There was an additional language goal that was woven into the project as well. My colleague Maria Paz Campos and I began contacting our partners in Russia, China, Taiwan, Spain, Chile, and Colombia, as well as our own SLUH students, to schedule several conversations, some in English due to the variety of the group, and others in both English and the language of our partner schools. In this case Russian and Spanish. We put together a list of 6 questions for teachers and students to prepare before the discussion. The questions were the following:
1) Describe how things developed with the coronavirus in your city and country? How fast did the virus spread? How quickly were schools closed down? How strict were the quarantines? How did people/organizations try to stop the spread of the virus?
2) How has distance learning gone for you? What are some of the challenges/things you don’t like? What are some advantages/anything you like about it? What do you miss about school?

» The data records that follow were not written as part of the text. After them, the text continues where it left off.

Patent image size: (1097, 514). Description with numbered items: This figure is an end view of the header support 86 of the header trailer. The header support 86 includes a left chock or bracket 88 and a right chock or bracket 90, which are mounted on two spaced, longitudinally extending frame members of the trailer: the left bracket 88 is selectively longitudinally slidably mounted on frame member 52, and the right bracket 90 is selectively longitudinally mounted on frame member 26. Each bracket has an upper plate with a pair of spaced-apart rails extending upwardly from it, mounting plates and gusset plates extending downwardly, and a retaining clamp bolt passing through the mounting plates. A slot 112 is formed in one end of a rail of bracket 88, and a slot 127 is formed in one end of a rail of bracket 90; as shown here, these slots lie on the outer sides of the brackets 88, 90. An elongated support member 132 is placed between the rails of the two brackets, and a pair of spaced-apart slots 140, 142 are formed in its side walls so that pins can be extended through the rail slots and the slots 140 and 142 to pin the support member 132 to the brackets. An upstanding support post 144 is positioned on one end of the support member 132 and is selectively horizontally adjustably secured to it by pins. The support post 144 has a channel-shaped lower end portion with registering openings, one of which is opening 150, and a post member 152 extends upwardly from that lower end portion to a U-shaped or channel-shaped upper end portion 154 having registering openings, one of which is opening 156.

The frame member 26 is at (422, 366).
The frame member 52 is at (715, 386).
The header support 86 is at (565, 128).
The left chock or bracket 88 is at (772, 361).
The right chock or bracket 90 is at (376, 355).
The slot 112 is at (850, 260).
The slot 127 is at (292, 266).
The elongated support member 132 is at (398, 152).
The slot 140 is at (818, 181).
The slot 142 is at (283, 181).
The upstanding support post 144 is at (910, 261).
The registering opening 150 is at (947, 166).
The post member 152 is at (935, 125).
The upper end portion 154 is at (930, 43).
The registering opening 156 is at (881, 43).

3) How has this crisis affected your family? Have any of your relatives or friends been infected with the virus? Has there been any economic effect for your family? For your area? Country?
4) What are your biggest fears right now? What are your greatest hopes? What are you most looking forward to?
5) What have you learned during this whole experience? About yourself? About your country? About the world?
6) What should we all as a global community learn from this pandemic?
In the end, we were able to get the students together for four discussions, and record the conversations. From those recordings we put together the video that summarized the project and some highlights of the conversations. However, the video doesn’t do the experience justice. There was so much personal insight, cultural perspectives and genuine care and concern shared in the roughly 90 minute discussion, which it was more than could be packed into 4 minutes.
All parties left enlightened and inspired to continue similar discussions throughout the year. We will definitely not let this momentum fade, and are planning to look for even more creative and meaningful ways to use the virtual tools that we are somewhat confined to pedagogically at the moment be the gateway to greater exchange, collaboration, and personal connection with our partner school communities.